I knew instantly that she was lying. I can’t say how; maybe because I’d watched her lie so many times to my parents I’d become an expert in detecting a subtle change in her tone, or a slight flicker of her eyes. I knew with a rush of certainty she was
here for another reason. Were she and Gary having problems? A stab of fear tore through me. Please don’t let it be that. I couldn’t help imagining Bradley consoling Alex, the two of them sharing another bottle of wine, him putting an arm around her and—I squeezed my eyes shut. No.
No.
“So what did you and your young man talk about on your walk?” Mom asked me.

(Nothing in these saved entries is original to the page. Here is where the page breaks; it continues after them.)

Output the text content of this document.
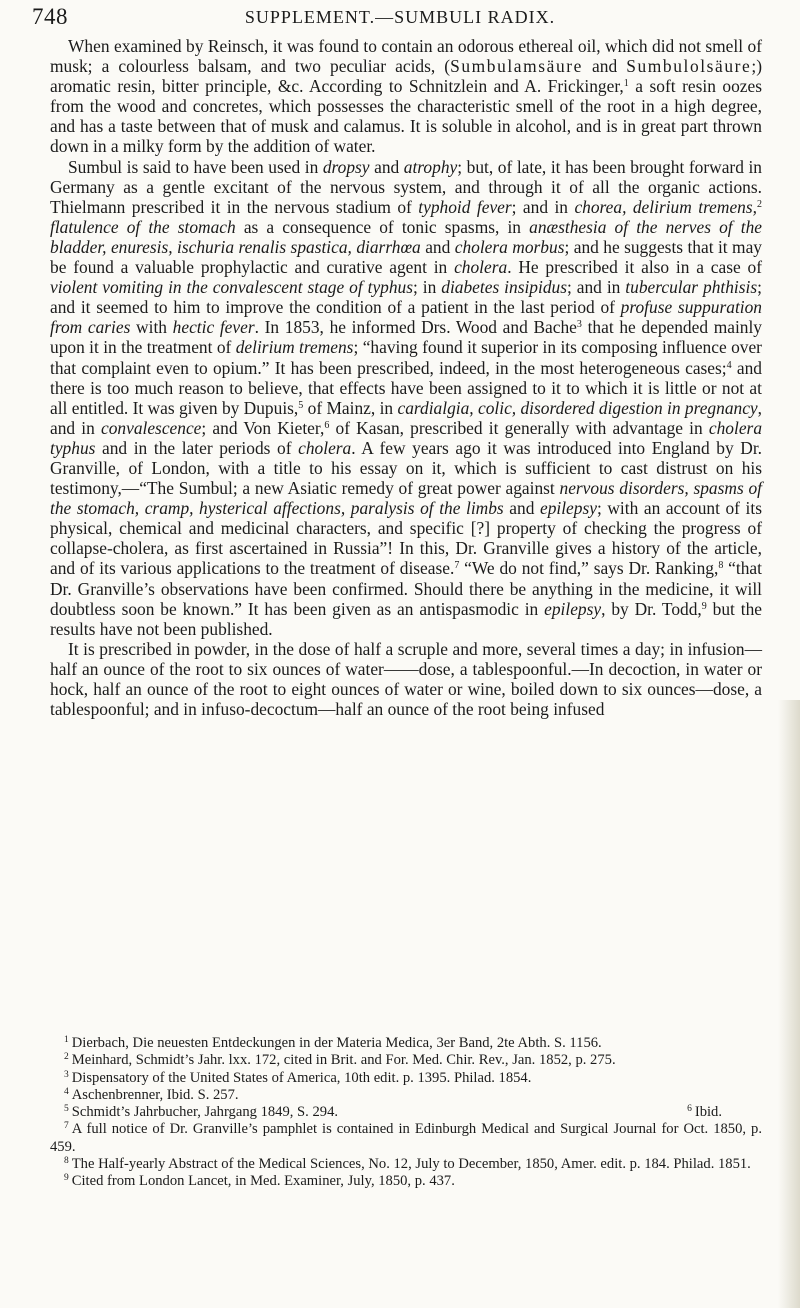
748	SUPPLEMENT.—SUMBULI RADIX.

When examined by Reinsch, it was found to contain an odorous ethereal oil, which did not smell of musk; a colourless balsam, and two peculiar acids, (Sumbulamsäure and Sumbulolsäure;) aromatic resin, bitter principle, &c. According to Schnitzlein and A. Frickinger,$^1$ a soft resin oozes from the wood and concretes, which possesses the characteristic smell of the root in a high degree, and has a taste between that of musk and calamus. It is soluble in alcohol, and is in great part thrown down in a milky form by the addition of water.

Sumbul is said to have been used in dropsy and atrophy; but, of late, it has been brought forward in Germany as a gentle excitant of the nervous system, and through it of all the organic actions. Thielmann prescribed it in the nervous stadium of typhoid fever; and in chorea, delirium tremens,$^2$ flatulence of the stomach as a consequence of tonic spasms, in anæsthesia of the nerves of the bladder, enuresis, ischuria renalis spastica, diarrhœa and cholera morbus; and he suggests that it may be found a valuable prophylactic and curative agent in cholera. He prescribed it also in a case of violent vomiting in the convalescent stage of typhus; in diabetes insipidus; and in tubercular phthisis; and it seemed to him to improve the condition of a patient in the last period of profuse suppuration from caries with hectic fever. In 1853, he informed Drs. Wood and Bache$^3$ that he depended mainly upon it in the treatment of delirium tremens; “having found it superior in its composing influence over that complaint even to opium.” It has been prescribed, indeed, in the most heterogeneous cases;$^4$ and there is too much reason to believe, that effects have been assigned to it to which it is little or not at all entitled. It was given by Dupuis,$^5$ of Mainz, in cardialgia, colic, disordered digestion in pregnancy, and in convalescence; and Von Kieter,$^6$ of Kasan, prescribed it generally with advantage in cholera typhus and in the later periods of cholera. A few years ago it was introduced into England by Dr. Granville, of London, with a title to his essay on it, which is sufficient to cast distrust on his testimony,—“The Sumbul; a new Asiatic remedy of great power against nervous disorders, spasms of the stomach, cramp, hysterical affections, paralysis of the limbs and epilepsy; with an account of its physical, chemical and medicinal characters, and specific [?] property of checking the progress of collapse-cholera, as first ascertained in Russia”! In this, Dr. Granville gives a history of the article, and of its various applications to the treatment of disease.$^7$ “We do not find,” says Dr. Ranking,$^8$ “that Dr. Granville’s observations have been confirmed. Should there be anything in the medicine, it will doubtless soon be known.” It has been given as an antispasmodic in epilepsy, by Dr. Todd,$^9$ but the results have not been published.

It is prescribed in powder, in the dose of half a scruple and more, several times a day; in infusion—half an ounce of the root to six ounces of water——dose, a tablespoonful.—In decoction, in water or hock, half an ounce of the root to eight ounces of water or wine, boiled down to six ounces—dose, a tablespoonful; and in infuso-decoctum—half an ounce of the root being infused

$^1$ Dierbach, Die neuesten Entdeckungen in der Materia Medica, 3er Band, 2te Abth. S. 1156.

$^2$ Meinhard, Schmidt’s Jahr. lxx. 172, cited in Brit. and For. Med. Chir. Rev., Jan. 1852, p. 275.

$^3$ Dispensatory of the United States of America, 10th edit. p. 1395. Philad. 1854.

$^4$ Aschenbrenner, Ibid. S. 257.

$^5$ Schmidt’s Jahrbucher, Jahrgang 1849, S. 294.	$^6$ Ibid.

$^7$ A full notice of Dr. Granville’s pamphlet is contained in Edinburgh Medical and Surgical Journal for Oct. 1850, p. 459.

$^8$ The Half-yearly Abstract of the Medical Sciences, No. 12, July to December, 1850, Amer. edit. p. 184. Philad. 1851.

$^9$ Cited from London Lancet, in Med. Examiner, July, 1850, p. 437.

“Mom,” Alex and I groaned in unison.
“Well, he is a young man, isn’t he?” Mom asked in her best annoyingly reasonable tone.
“We talked about work, mostly,” I said. “He’s, um, a mortgage banker.”
“Sexy,” Alex commented.
“It was fun!” I protested.
“Did he show you his jumbo loans?” Alex said, making it sound dirty. “Does he have a . . .
position
on reverse mortgages?”
“Jacob’s a great guy,” I said hotly. “Maybe he likes me for my mind. Maybe he actually likes talking to me.”
“Blank in the blank blank blank,” Dad said, staring at the puzzle on the screen. “It’s a phrase.”
“Now Alex,” Mom said. “Stop teasing. The only reason why Lindsey got her big promotion is because she works so hard.”